笑着应下。
实则孙行心里没抱希望,毕竟他做的饭菜难以下咽,潜意识认为看着只比他大两三岁的谢景也不会好到哪里去。
孙行心里也奇怪,为何不是谢家阿婆和谢早做饭。
裹满汤汁的面条入口,孙行惊得险些咬到自个的舌头。
孙思邈看到他失态,心说,面很难吃吗?以谢景的秉性不会有意把食材做的难以下咽吧。
孙思邈浅尝一口,便尝到鸡肉当中不止一种药材。孙思邈很会用药材,不止是因为他是医者,他还炼丹。孙思邈也用药材炖过汤。他从没想过药材还可以同酱烧鸡块。
小鸡肉很嫩很香,面上的汤汁浓到糊嘴,孙思邈不得不相信秦琼先前所言,谢景厨艺很好。
孙思邈对手中的饼多了几分期待,掰开一点,虽无胡麻的焦香,但又软又有嚼劲,也不知道谢景是怎么做的。
几盘素菜看着是油水煮的,但同他家的水煮菜完全不同。孙思邈正要询问,孙行忍不住向谢景请教,鸡肉里汤饼——手擀面,是怎么做的,鸡肉又是如何炖的这么入味,青菜又是用了哪种法子。
谢景没想过隐瞒,自然知无不言。
孙行听到酱烧鸡肉不是很意外,他猜到了。当他听到鏊子炒菜,满眼好奇地问何为“炒”。
谢景:“锅烧热,放入冰凉的猪油,待猪油融化,锅烫热,菜放进去翻炒变色。砂锅和鏊子皆可炒菜。但炒菜最好的是铁锅。如今只有世家大族和宫里有铁锅。”
这一点孙思邈可以证实。
孙思邈隐居处有丹炉无铁锅,他在长安这些日子,也不曾在酒楼和秦家以及尉迟敬德家中见过铁锅。

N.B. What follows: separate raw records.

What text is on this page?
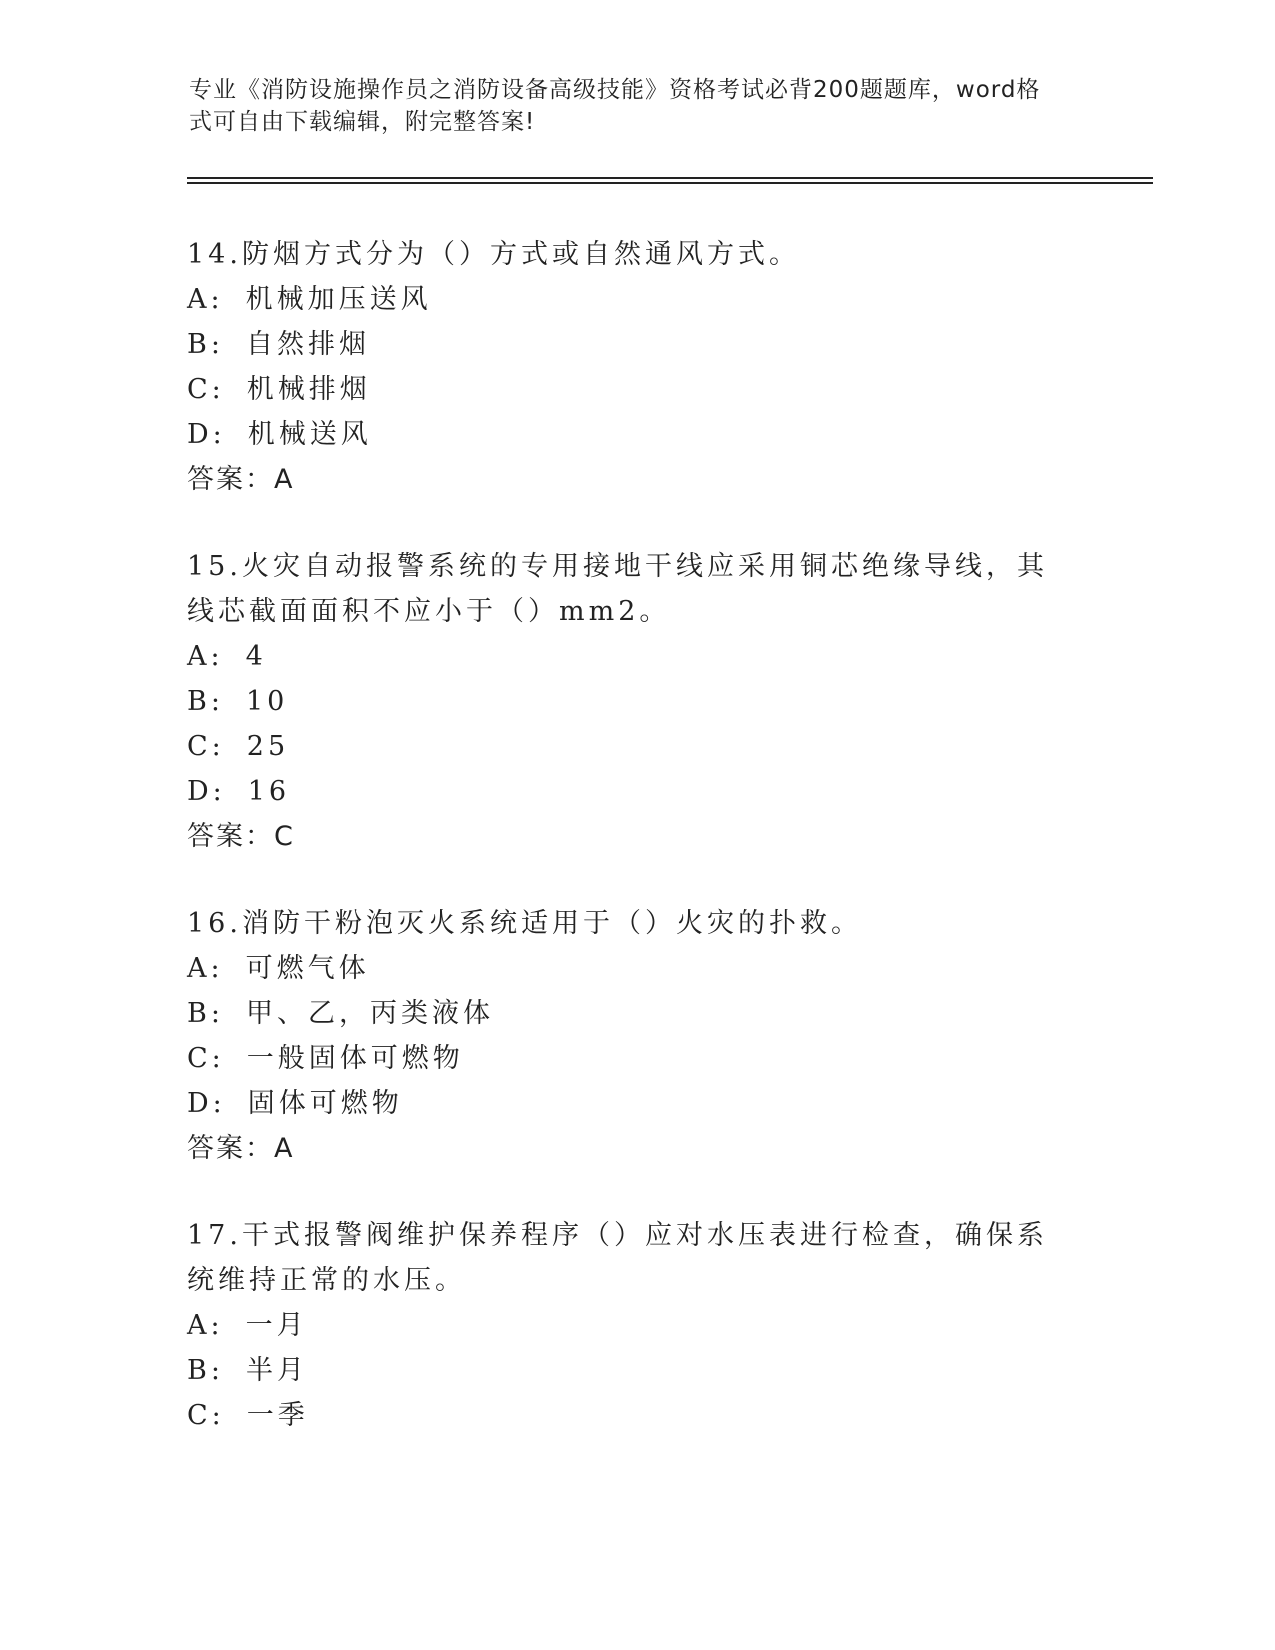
专业《消防设施操作员之消防设备高级技能》资格考试必背200题题库，word格
式可自由下载编辑，附完整答案!

14.防烟方式分为（）方式或自然通风方式。

A: 机械加压送风

B: 自然排烟

C: 机械排烟

D: 机械送风

答案：A

15.火灾自动报警系统的专用接地干线应采用铜芯绝缘导线，其线芯截面面积不应小于（）mm2。

A: 4

B: 10

C: 25

D: 16

答案：C

16.消防干粉泡灭火系统适用于（）火灾的扑救。

A: 可燃气体

B: 甲、乙，丙类液体

C: 一般固体可燃物

D: 固体可燃物

答案：A

17.干式报警阀维护保养程序（）应对水压表进行检查，确保系统维持正常的水压。

A: 一月

B: 半月

C: 一季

谢景笑着说:“过些日子我的猪卖了,我就去打一口铁锅。要是秋游到此,我请医师品尝铁锅炖鸡和铁锅烙饼。”
孙思邈短期之内不想踏入长安。
这些日子他在城里看出太子和秦王必有一战。长安又要乱了。孙思邈又不想失信于人,便对谢景道:“倘若我再到长安,一定先到五郎家中。”
谢家阿翁不禁说:“医师不是长安人?”
谢景:“医师的住处在别处。近日来长安采买药材。今日是要回家吧?”
孙思邈笑着点头。
谢家阿翁问孙家离得远不远,听说有点远,就叫父子二人快些用饭,饭后就出发,赶早不赶晚。
孙思邈愈发觉得谢家上上下下都是难得的善良。
饭后,谢景躲到卧室给孙思邈倒半盒菊花茶,只因谢早说一句,“医师辛苦了,累得水都喝完了。”
谢景看出他喜欢这个菊花。
同样用黄檗纸包起来送出去。孙思邈眉头微皱,谢景笑着解释只是菊花。孙思邈接过去,纸包很轻,摸起来软软的,他对自己再次误会谢景感到羞愧,向他承诺,再来长安先到他家。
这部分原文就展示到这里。